Blackbeard let loose with a broadside. The shot tore into Melbourne’s shields. Another torpedo disabled the engines.
Drake expected Vigilant to wheel on Melbourne. With the enemy vessel wounded, the two rebel cruisers would shortly finish her off. But Rutherford continued, accelerating now as he skimmed above the atmosphere of the planet. He came at one of the destroyers, now isolated and vulnerable. The destroyer fled.
Melbourne fired her own guns, and she and Blackbeard exchanged fire for several minutes, but Blackbeard had gained the upper hand in the initial engagement, and pressed her advantage. Drake’s crew was readying another broadside when Captain McGreggor surrendered.
Capp pumped her fist. “Got you, ya bastards.”
Nyb Pim gave a pleased hoot, and Smythe, Manx, and Oglethorpe slapped each other on the backs, grinning. Even wounded, Melbourne was a terrific prize. Repaired and with a new crew, she’d be a powerful addition to the rebel navy.
By now, the three enemy destroyers had regrouped. But not to fight. Instead, they fled toward Hot Barsa. There, they no doubt figured, they could be protected by the guns of the orbital fortresses while they awaited orders. Drake watched their flight with dismay. That was all wrong. Clearing the region around the planet of Hot Barsa itself was the reason for all of these fights across the system. To pin down Lord Malthorne’s forces tens of millions of miles from where they’d be needed.
Having scattered the destroyers, Rutherford brought Vigilant int
o position to guard Blackbeard’s rear should the remaining vessels mount one last bid to free Melbourne. When the threat faded, Vigilant swung around to take possession of the prize.
“Smythe, send Tolvern a subspace,” Drake said, still worried about those destroyers.
“Yes, sir. Should I tell her the gig’s up?”

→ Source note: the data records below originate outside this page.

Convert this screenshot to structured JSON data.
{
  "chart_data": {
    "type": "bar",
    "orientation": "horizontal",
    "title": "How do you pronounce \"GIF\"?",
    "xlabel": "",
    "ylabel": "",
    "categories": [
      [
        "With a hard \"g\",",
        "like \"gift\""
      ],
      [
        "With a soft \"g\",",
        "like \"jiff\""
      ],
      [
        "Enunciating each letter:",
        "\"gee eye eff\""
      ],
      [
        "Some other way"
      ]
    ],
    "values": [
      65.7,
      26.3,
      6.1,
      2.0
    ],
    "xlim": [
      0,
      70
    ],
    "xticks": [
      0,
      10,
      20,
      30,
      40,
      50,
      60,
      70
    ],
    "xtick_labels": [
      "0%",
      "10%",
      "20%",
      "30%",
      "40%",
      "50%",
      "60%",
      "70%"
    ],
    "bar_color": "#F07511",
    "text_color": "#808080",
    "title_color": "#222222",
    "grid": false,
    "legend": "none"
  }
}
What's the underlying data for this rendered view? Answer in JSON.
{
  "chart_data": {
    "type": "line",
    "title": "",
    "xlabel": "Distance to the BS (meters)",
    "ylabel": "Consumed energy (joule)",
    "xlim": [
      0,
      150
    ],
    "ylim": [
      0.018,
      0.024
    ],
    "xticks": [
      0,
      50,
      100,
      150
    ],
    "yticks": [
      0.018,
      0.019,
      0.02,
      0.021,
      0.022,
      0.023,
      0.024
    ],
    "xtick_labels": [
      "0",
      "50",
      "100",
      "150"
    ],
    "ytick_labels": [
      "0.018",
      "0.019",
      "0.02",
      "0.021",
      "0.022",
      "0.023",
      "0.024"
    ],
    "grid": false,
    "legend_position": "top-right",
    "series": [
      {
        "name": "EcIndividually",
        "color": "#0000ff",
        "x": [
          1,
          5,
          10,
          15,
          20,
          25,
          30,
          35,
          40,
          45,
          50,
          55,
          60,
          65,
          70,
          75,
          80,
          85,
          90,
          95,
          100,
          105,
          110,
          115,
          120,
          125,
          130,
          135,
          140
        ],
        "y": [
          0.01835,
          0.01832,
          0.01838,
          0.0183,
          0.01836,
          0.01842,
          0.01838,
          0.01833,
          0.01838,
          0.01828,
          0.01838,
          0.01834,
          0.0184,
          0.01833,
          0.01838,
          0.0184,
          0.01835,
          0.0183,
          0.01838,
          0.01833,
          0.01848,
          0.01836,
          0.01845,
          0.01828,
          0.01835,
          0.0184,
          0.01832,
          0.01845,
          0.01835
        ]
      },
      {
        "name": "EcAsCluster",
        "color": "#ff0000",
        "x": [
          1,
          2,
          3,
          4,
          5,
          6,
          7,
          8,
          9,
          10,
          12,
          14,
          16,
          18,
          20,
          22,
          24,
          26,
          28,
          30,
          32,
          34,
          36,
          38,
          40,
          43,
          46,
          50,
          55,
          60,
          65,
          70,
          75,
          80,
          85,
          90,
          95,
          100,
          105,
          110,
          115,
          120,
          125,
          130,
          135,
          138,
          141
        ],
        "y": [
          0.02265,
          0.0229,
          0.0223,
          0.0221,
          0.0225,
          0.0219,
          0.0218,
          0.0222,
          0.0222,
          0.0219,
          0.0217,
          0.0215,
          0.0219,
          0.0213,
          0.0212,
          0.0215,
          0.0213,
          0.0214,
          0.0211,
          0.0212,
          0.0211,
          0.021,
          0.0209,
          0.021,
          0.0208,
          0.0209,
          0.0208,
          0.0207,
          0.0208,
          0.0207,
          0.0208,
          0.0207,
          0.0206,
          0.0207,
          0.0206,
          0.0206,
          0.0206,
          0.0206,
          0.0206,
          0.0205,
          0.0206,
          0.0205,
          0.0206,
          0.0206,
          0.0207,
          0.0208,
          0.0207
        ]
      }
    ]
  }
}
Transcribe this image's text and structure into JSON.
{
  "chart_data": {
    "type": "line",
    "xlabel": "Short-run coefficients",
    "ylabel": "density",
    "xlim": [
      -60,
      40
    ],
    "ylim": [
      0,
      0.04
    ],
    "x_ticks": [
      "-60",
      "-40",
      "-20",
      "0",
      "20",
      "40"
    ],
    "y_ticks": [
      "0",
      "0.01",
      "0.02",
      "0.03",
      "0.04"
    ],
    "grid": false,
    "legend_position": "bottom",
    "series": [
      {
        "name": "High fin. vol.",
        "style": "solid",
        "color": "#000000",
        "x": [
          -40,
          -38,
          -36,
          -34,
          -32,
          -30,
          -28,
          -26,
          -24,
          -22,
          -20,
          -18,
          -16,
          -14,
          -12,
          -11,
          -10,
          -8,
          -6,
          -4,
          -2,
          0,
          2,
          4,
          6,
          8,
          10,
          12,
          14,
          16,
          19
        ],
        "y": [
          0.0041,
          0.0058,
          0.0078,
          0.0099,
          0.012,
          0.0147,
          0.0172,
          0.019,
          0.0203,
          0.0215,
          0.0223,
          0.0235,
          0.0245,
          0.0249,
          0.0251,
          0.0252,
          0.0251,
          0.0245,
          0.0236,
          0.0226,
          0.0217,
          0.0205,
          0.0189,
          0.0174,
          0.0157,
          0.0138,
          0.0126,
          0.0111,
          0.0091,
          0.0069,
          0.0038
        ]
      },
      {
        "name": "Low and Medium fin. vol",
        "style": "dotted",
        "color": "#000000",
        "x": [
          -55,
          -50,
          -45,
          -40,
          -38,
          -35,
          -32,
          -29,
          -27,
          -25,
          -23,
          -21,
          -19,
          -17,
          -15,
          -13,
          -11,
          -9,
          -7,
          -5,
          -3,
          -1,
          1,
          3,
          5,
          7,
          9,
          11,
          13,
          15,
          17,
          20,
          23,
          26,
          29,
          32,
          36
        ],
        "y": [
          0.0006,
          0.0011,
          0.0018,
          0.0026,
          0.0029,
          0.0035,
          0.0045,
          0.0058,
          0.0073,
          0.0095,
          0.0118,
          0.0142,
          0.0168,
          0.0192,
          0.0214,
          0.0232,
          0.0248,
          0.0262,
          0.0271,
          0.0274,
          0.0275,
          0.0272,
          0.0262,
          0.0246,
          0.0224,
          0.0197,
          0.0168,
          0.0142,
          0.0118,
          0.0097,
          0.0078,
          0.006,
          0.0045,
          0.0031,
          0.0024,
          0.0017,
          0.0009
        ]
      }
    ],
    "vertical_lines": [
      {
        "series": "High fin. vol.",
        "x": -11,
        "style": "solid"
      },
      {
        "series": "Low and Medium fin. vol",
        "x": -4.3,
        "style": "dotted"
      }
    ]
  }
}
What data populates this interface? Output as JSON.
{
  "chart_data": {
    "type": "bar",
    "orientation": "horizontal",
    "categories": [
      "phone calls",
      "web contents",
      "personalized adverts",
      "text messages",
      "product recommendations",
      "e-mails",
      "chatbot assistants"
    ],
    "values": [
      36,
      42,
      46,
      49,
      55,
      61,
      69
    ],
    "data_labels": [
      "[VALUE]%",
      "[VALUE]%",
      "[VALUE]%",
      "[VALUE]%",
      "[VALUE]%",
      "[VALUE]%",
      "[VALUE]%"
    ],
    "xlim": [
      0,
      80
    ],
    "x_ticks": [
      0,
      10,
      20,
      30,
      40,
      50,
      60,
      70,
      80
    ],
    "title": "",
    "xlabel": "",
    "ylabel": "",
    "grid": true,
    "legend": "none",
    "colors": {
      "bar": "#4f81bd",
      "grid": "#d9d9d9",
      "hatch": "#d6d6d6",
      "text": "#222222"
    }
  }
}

Drake hesitated. He touched the console. “Jane. I need numbers. Estimate Tolvern’s arrival time at Hot Barsa.”
“Unknown ship,” came the cool voice of the computer. She sounded almost petulant, as if she knew what he was asking, but meant him to spell it out.
“Don’t be so blasted literal minded,” he said. “HMS Philistine. According to her last known course. Give me an arrival time.”
It took several long moments before the response came back. Drake knew this was because Jane had only just come back online and was no doubt expending much of her computation power running diagnostics and repair, but it seemed like pure stubbornness.
She was slow enough that Capp and Nyb Pim had already calculated the similar data for the three destroyers by running it through the nav computer, although admittedly, this was much less precise. Tolvern had a window. A very, very tight window. Drake’s instincts said no, but they might not get another chance. This was their opportunity to fatally weaken Lord Malthorne. They had to take it.
“Sir, do you still want that subspace?” Smythe asked, his hands poised above his console.
“Cap’n,” Capp protested. “You can’t let Tolvern stand against them destroyers. They’ll eat her alive. We’ll go after ’em. Us and Vigilant. We’ll settle their hash.”
No, because there was still a powerful task force nearby, three cruisers and support craft. Blackbeard and Vigilant needed to harass these ships out in the space lanes to keep them from either crushing the mercenaries and their diversion or joining the protective cordon around Hot Barsa.
“Subspace channel is open, sir,” Smythe said. “It’s eating power. If you want to send a message . . . ”
Drake decided. “Tell Tolvern what’s coming and when. But she is to proceed as planned.”